As an extra bonus, some ISAs enable you to easily access your money at any time. They are potentially a good place to invest all of your capital if you want to play it safe.
The 2017/18 allowance for money placed in ISAs (both cash, and stock and shares combined) is £20,000, so it is possible to invest your full £20K using these accounts.
However, if you then withdraw any of these funds, you will not be able to reinvest into any other ISAs, as your allowance would be considered used for the tax year.
You may want to consider diversifying your portfolio slightly, however, and investing some of that cash elsewhere for a better return, depending on your financial situation.
Pensions are another tax-efficient option for an investment of this nature. If you’re on a higher-rate of tax they are especially beneficial, as the initial tax relief they provide will be at your marginal rate.
That being said, once you’ve invested money in pensions there’s no getting at it until the pension matures. Even so, you may wish to invest at least a portion of your £20K in a pension fund, or funds.

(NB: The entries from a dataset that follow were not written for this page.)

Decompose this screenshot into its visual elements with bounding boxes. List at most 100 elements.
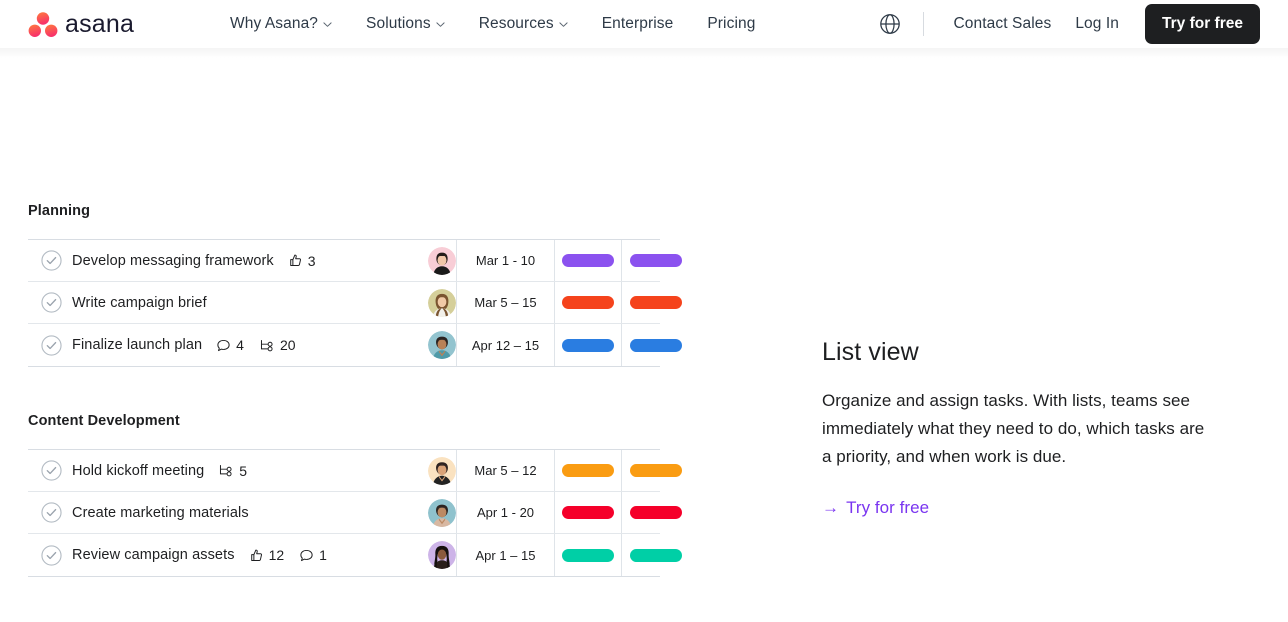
feature-copy-panel: List view Organize and assign tasks. Wit…: [822, 338, 1214, 518]
nav-item-label: Enterprise: [601, 15, 674, 32]
comment-count[interactable]: 4: [216, 337, 244, 353]
nav-item-enterprise[interactable]: Enterprise: [585, 9, 691, 39]
task-complete-checkbox-icon[interactable]: [41, 460, 62, 481]
task-section: Content Development Hold kickoff meeting: [28, 413, 682, 577]
table-row[interactable]: Write campaign brief Mar 5 – 15: [28, 282, 682, 324]
header-actions: Contact Sales Log In Try for free: [873, 4, 1260, 44]
task-date: Mar 1 - 10: [457, 240, 555, 281]
log-in-link[interactable]: Log In: [1063, 9, 1131, 39]
subtask-count[interactable]: 5: [218, 463, 247, 479]
status-pill: [629, 548, 682, 562]
status-pill: [562, 338, 614, 352]
page-stage: Planning Develop messaging framework 3 M…: [0, 48, 1288, 622]
asana-logo[interactable]: asana: [28, 11, 169, 38]
task-progress-cell: [622, 450, 689, 491]
task-name-cell: Hold kickoff meeting 5: [28, 450, 428, 491]
chevron-down-icon: [323, 21, 332, 27]
task-title: Create marketing materials: [72, 504, 249, 521]
subtask-count-value: 5: [239, 462, 248, 479]
svg-text:asana: asana: [65, 11, 134, 37]
subtask-count-value: 20: [279, 337, 296, 353]
avatar: [428, 541, 456, 569]
table-row[interactable]: Review campaign assets 12 1 Apr 1 – 15: [28, 534, 682, 576]
comment-count-value: 1: [319, 547, 327, 563]
task-progress-cell: [622, 534, 689, 576]
subtask-count[interactable]: 20: [259, 337, 296, 353]
task-complete-checkbox-icon[interactable]: [41, 544, 62, 566]
like-count-value: 12: [268, 547, 285, 563]
section-title-planning: Planning: [28, 203, 91, 219]
nav-item-label: Solutions: [366, 15, 431, 32]
status-pill: [562, 464, 614, 477]
thumbs-up-icon: [250, 549, 262, 561]
task-date: Apr 1 - 20: [457, 492, 555, 533]
nav-item-pricing[interactable]: Pricing: [690, 9, 772, 39]
status-pill: [629, 254, 682, 267]
assignee-cell[interactable]: [428, 492, 457, 533]
task-progress-cell: [555, 282, 622, 323]
table-row[interactable]: Create marketing materials Apr 1 - 20: [28, 492, 682, 534]
task-section: Planning Develop messaging framework 3 M…: [28, 203, 682, 367]
status-pill: [562, 296, 614, 309]
nav-item-resources[interactable]: Resources: [462, 9, 585, 39]
task-table: Develop messaging framework 3 Mar 1 - 10…: [28, 239, 682, 367]
language-selector-button[interactable]: [873, 7, 907, 41]
task-date: Mar 5 – 15: [457, 282, 555, 323]
assignee-cell[interactable]: [428, 534, 457, 576]
feature-link-label: Try for free: [846, 498, 930, 517]
assignee-cell[interactable]: [428, 240, 457, 281]
like-count[interactable]: 12: [249, 547, 285, 563]
nav-item-why-asana[interactable]: Why Asana?: [213, 9, 349, 39]
nav-item-label: Pricing: [707, 15, 756, 32]
task-complete-checkbox-icon[interactable]: [41, 292, 62, 313]
task-progress-cell: [555, 492, 622, 533]
task-date: Mar 5 – 12: [457, 450, 555, 491]
comment-count-value: 4: [236, 337, 244, 353]
comment-icon: [300, 549, 313, 561]
subtask-icon: [220, 464, 232, 477]
task-complete-checkbox-icon[interactable]: [41, 250, 62, 271]
task-title: Review campaign assets: [72, 547, 235, 563]
nav-item-solutions[interactable]: Solutions: [349, 9, 462, 39]
asana-logo-dots-icon: [28, 11, 58, 37]
avatar: [428, 331, 456, 359]
chevron-down-icon: [436, 21, 445, 27]
task-table: Hold kickoff meeting 5 Mar 5 – 12 Create…: [28, 449, 682, 577]
assignee-cell[interactable]: [428, 324, 457, 366]
task-title: Hold kickoff meeting: [72, 462, 205, 479]
assignee-cell[interactable]: [428, 282, 457, 323]
table-row[interactable]: Hold kickoff meeting 5 Mar 5 – 12: [28, 450, 682, 492]
contact-sales-link[interactable]: Contact Sales: [942, 9, 1064, 39]
task-progress-cell: [622, 240, 689, 281]
task-list-panel: Planning Develop messaging framework 3 M…: [28, 203, 682, 577]
avatar: [428, 288, 456, 317]
header-divider: [922, 12, 924, 36]
task-title: Develop messaging framework: [72, 252, 274, 269]
subtask-icon: [260, 339, 273, 351]
try-for-free-button[interactable]: Try for free: [1145, 4, 1260, 44]
table-row[interactable]: Develop messaging framework 3 Mar 1 - 10: [28, 240, 682, 282]
avatar: [428, 498, 456, 527]
task-title: Write campaign brief: [72, 294, 207, 311]
task-complete-checkbox-icon[interactable]: [41, 334, 62, 356]
task-meta-group: 4 20: [216, 337, 296, 353]
task-complete-checkbox-icon[interactable]: [41, 502, 62, 523]
globe-icon: [879, 14, 900, 34]
like-count[interactable]: 3: [288, 253, 316, 269]
feature-description: Organize and assign tasks. With lists, t…: [822, 391, 1205, 466]
task-progress-cell: [555, 240, 622, 281]
feature-try-for-free-link[interactable]: → Try for free: [822, 498, 929, 518]
feature-title: List view: [822, 338, 919, 366]
avatar: [428, 246, 456, 275]
table-row[interactable]: Finalize launch plan 4 20 Apr 12 – 15: [28, 324, 682, 366]
avatar: [428, 456, 456, 485]
status-pill: [562, 506, 614, 519]
assignee-cell[interactable]: [428, 450, 457, 491]
like-count-value: 3: [307, 252, 316, 269]
thumbs-up-icon: [289, 254, 301, 266]
task-date: Apr 1 – 15: [457, 534, 555, 576]
task-name-cell: Finalize launch plan 4 20: [28, 324, 428, 366]
comment-count[interactable]: 1: [299, 547, 327, 563]
task-name-cell: Write campaign brief: [28, 282, 428, 323]
primary-navigation: Why Asana? Solutions Resources Enterpris…: [213, 9, 772, 39]
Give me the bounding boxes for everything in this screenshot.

You might make your decision based upon your current pension payments, who manages your pension and your current age. If you are retired, then you certainly will not be looking at this option!
P2P Lending Investments
P2P lending, or Peer to Peer investment, involves lending your money to businesses or individuals via online brokers who match lenders with suitable borrowers.
The kinds of businesses involved in P2P lending are usually based online, and as such have very low overheads. They provide services at lower prices than more traditional financial institutions like banks.
Consequently, you can earn a higher return on your investment through P2P lending than you would get through savings, or investment opportunities offered by banks.
Stocks and Shares
Shares can be a lucrative investment. £20K is a relatively small amount of money to invest across a whole portfolio and it’s advisable not to put all your eggs in one basket.
Investing some of that cash in shares is a good way to diversify. You can further diversify by varying the types of businesses you purchase shares in, and the size of the companies you choose.
Income Generating Funds
If you’re looking to earn some income on your investment, income generating funds are a good way to do it. They do carry medium risks, so it’s advisable to secure some of your investment in a safer bet and use a reasonably small portion of your £20K to generate income.
If you don’t need the income immediately, you can take the initial funds generated and reinvest them. This will ensure that a small portion of your overall portfolio grows rapidly and continues to generate further income.